Jean-Jacques Goldman : Non, le plus étrange était le premier album car je n'avais de rapport qu'avec sa voix. Je ne connaissais pas sa personnalité. Je m'attendais au pire mais j'ai eu plutôt de bonnes surprises. Comme beaucoup de musiciens, Céline est très humble. Johnny Hallyday, par exemple, je commence des chansons avec lui et je le vois mal à l'aise. Je me demande ce qui se passe jusqu'à ce que je comprenne qu'il faut faire sortir du studio deux ou trois personnes qui l'intimident. Et il a quarante ans de métier! A la première tournée des Enfoirés, il y avait Véronique Sanson, Sardou, Eddy Mitchell et moi. Johnny n'est jamais arrivé à la première répétition. En chemin, il s'était arrêté à tous les bars parce qu'il avait peur de chanter devant nous ! Céline fait partie de ça. Elle n'a pas forcément peur mais n'est pas sûre d'elle et reste extrêmement à l'écoute de ce qu'on lui dit. J'ai travaillé une fois avec Ray Charles. Je lui ai dit quelque chose et il me répond "non, c'est comme ça". On se tait évidemment. Céline n'a pas ces réactions.

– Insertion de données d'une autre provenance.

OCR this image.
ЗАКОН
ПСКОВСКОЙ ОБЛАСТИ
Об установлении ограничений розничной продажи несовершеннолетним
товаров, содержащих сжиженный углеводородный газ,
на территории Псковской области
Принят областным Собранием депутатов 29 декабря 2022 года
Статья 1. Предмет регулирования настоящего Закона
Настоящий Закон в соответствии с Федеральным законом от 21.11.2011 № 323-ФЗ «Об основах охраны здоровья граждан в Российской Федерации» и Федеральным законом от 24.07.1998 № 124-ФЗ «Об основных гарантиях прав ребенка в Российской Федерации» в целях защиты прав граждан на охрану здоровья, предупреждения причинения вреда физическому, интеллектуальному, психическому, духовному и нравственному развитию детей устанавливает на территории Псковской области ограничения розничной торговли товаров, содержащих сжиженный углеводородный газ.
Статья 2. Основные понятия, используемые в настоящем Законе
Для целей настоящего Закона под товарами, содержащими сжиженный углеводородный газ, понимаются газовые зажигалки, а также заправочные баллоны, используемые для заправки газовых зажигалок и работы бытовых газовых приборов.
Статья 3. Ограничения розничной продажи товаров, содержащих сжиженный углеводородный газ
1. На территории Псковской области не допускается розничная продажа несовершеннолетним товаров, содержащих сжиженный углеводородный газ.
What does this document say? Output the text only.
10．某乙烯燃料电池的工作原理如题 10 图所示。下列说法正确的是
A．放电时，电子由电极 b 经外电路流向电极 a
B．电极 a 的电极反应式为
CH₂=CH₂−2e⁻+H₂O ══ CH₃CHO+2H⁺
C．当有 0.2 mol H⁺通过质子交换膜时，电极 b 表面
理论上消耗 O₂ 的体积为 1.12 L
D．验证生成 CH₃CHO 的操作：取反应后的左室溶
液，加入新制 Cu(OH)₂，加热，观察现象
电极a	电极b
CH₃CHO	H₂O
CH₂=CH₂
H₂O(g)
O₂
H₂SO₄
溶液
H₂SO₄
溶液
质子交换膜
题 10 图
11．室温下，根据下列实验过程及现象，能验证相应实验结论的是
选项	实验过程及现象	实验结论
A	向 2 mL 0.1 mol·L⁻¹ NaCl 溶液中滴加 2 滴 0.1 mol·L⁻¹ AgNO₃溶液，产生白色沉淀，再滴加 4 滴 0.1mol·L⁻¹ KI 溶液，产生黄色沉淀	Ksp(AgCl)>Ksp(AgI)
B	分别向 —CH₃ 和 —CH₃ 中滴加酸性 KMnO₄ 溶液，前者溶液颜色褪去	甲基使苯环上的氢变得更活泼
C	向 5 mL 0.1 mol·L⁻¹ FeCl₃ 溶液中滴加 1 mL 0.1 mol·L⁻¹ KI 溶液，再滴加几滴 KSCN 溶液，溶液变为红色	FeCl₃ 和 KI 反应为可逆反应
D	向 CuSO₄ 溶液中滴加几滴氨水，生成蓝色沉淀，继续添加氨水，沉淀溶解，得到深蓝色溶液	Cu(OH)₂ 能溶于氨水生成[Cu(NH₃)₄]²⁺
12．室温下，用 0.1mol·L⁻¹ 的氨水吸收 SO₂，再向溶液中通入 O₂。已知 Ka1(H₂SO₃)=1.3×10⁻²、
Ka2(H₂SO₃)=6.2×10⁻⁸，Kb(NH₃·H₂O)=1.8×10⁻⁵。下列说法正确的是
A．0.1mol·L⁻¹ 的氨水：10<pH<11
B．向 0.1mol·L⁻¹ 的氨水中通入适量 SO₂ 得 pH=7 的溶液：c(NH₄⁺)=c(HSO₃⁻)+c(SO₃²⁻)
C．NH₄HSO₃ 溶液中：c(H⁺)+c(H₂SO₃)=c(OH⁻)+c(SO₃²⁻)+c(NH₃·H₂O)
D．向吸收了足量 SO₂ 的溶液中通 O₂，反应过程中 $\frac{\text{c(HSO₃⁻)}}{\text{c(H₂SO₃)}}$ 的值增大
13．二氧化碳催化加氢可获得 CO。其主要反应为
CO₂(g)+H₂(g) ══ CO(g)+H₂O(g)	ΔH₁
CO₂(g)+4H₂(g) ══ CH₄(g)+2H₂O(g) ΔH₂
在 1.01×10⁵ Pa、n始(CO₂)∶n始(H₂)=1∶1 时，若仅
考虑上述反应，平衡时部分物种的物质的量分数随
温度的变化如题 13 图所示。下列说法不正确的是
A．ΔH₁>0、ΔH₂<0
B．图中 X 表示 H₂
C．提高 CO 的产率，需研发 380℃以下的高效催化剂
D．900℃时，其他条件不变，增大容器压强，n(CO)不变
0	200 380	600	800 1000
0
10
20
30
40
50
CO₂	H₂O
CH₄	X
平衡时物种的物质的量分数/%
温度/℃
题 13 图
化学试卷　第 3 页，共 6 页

Télémoustique : Le succès de Céline Dion est tel que les critiques sont timides mais on lui reproche d'avoir davantage de technique que d'émotion dans son chant.

Jean-Jacques Goldman : On va dire que je suis partial mais je suis totalement d'accord pour les disques américains. Sur les disques français, je crois qu'il y a chez nous, francophones, un attachement aux mots et donc au personnage qui est fondamental et qui biaise le jugement. Plus qu'un malaise vis-à-vis de sa façon de chanter, il y a un malaise devant ce qu'elle est. Son personnage extraverti, tellement américain, finit par irriter. Ce que je peux comprendre, qu'on la connaisse ou pas, d'ailleurs. On finit par avoir du mal à la croire quand elle chante. Dans une chanson, il y a la musique, le texte, les arrangements, la voix mais aussi l'image de l'interprète. Michel Jonasz dit dix fois de suite "je veux pas que tu t'en ailles" et on est bouleversé. Avec le même texte, un autre nous semblera ridicule, ou simplement pas crédible.